Anche rispetto allo sviluppo incontrollato delle nutrie, è l’uomo ad avere la principale responsabilità. La nutria, conosciuta come “castorino”, è un roditore di media taglia, tipico degli ambienti acquatici; è stato importato in Italia nel 1929 e negli anni ‘70 è stata oggetto di diffuso allevamento per la produzione di pellicce.
Successivamente, venuto meno l’interesse commerciale, questi animali sono stati, deliberatamente o meno, liberati nell’ambiente dove si sono “naturalizzati” e, in particolare nei contesti a loro più favorevoli, sono divenuti invasivi grazie anche al loro elevato tasso di riproduzione ed alla pressoché assenza di competitori. La loro diffusione capillare coinvolge anche la provincia di Cuneo.
Le nutrie stanno causando danni ingenti alle coltivazioni stimati a livello nazionale pari ad alcuni milioni di euro all’anno.
Inoltre, provocano danni alle strutture idrauliche. Le nutrie prediligono l’ambiente acquatico e sono solite scavare gallerie e tane ipogee con sviluppo lineare anche di diversi metri: ciò può rappresentare un rischio per la tenuta delle arginature di corsi d’acqua naturali, di canali di irrigazione e di scolo e bacini artificiali, in particolare in occasione di piene.

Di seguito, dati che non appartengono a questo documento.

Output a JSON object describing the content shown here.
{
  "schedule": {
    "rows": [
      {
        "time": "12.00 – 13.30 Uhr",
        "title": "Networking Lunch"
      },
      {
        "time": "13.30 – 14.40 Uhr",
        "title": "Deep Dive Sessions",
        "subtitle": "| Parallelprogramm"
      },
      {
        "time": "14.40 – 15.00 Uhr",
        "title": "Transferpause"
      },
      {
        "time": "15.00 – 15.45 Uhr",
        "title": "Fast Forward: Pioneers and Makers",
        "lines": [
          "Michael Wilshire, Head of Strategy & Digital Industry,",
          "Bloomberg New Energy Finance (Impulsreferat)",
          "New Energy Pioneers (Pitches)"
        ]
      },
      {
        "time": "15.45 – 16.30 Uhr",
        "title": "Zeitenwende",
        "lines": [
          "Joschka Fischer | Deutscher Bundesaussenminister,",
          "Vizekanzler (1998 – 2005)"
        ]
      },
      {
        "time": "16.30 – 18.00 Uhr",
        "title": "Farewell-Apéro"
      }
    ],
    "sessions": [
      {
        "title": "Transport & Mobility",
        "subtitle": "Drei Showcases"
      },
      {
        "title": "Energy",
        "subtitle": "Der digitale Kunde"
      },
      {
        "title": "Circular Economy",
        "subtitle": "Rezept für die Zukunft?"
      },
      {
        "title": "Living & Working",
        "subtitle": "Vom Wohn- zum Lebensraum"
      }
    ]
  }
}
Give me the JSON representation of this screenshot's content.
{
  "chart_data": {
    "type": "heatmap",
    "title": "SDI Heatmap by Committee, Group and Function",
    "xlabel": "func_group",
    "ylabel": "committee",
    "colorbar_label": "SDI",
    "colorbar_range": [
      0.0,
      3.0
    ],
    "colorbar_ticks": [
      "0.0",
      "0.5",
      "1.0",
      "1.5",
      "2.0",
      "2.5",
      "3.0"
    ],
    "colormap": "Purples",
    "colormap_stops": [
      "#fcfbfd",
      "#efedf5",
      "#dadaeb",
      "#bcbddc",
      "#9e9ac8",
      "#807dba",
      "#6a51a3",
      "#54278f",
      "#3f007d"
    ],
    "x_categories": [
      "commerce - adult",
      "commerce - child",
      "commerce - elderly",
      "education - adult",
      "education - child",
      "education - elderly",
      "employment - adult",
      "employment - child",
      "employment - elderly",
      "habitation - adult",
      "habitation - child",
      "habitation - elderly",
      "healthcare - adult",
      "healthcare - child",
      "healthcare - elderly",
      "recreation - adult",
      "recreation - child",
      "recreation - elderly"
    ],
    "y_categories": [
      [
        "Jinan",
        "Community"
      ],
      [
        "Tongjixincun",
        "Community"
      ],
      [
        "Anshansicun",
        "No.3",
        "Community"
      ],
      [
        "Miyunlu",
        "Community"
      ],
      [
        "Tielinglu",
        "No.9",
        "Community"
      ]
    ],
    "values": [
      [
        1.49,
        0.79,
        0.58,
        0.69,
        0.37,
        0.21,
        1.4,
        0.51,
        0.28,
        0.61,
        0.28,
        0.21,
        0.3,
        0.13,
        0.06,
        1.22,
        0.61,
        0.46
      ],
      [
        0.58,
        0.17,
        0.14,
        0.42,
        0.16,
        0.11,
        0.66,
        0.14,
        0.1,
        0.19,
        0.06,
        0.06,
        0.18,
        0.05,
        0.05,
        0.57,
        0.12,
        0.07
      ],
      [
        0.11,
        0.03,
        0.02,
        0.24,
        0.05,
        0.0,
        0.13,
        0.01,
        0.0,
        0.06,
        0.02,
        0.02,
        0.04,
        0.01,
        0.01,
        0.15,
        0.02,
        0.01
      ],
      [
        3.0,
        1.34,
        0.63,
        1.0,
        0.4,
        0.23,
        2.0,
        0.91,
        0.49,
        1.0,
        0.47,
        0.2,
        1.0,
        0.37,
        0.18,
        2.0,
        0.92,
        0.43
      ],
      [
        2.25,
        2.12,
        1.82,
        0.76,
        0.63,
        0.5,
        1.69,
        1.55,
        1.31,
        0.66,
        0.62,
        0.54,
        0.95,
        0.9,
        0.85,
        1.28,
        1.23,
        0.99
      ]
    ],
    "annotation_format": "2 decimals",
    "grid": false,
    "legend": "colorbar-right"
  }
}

Non da ultimo, le nutrie danneggiano l’insieme di specie vegetali e faunistiche che vivono in quell’ambiente naturale e hanno stretto fra loro rapporti di interrelazione e interdipendenza. Infatti, la nutria si alimenta con una grande varietà di materiali vegetali di diverse specie di cui preleva foglie, steli e radici; in genere seleziona le parti di piante con il più alto valore nutritivo, scavando o cercando in acqua radici e tuberi ricchi di energia e lasciando la maggior parte della pianta non consumata.
Questo “sovrapascolamento” attuato dalle nutrie provoca un deterioramento qualitativo degli ambienti umidi, provocando profonde alterazioni degli ecosistemi e portando al rischio di estinzione locale della flora e della fauna associate a quegli ambienti.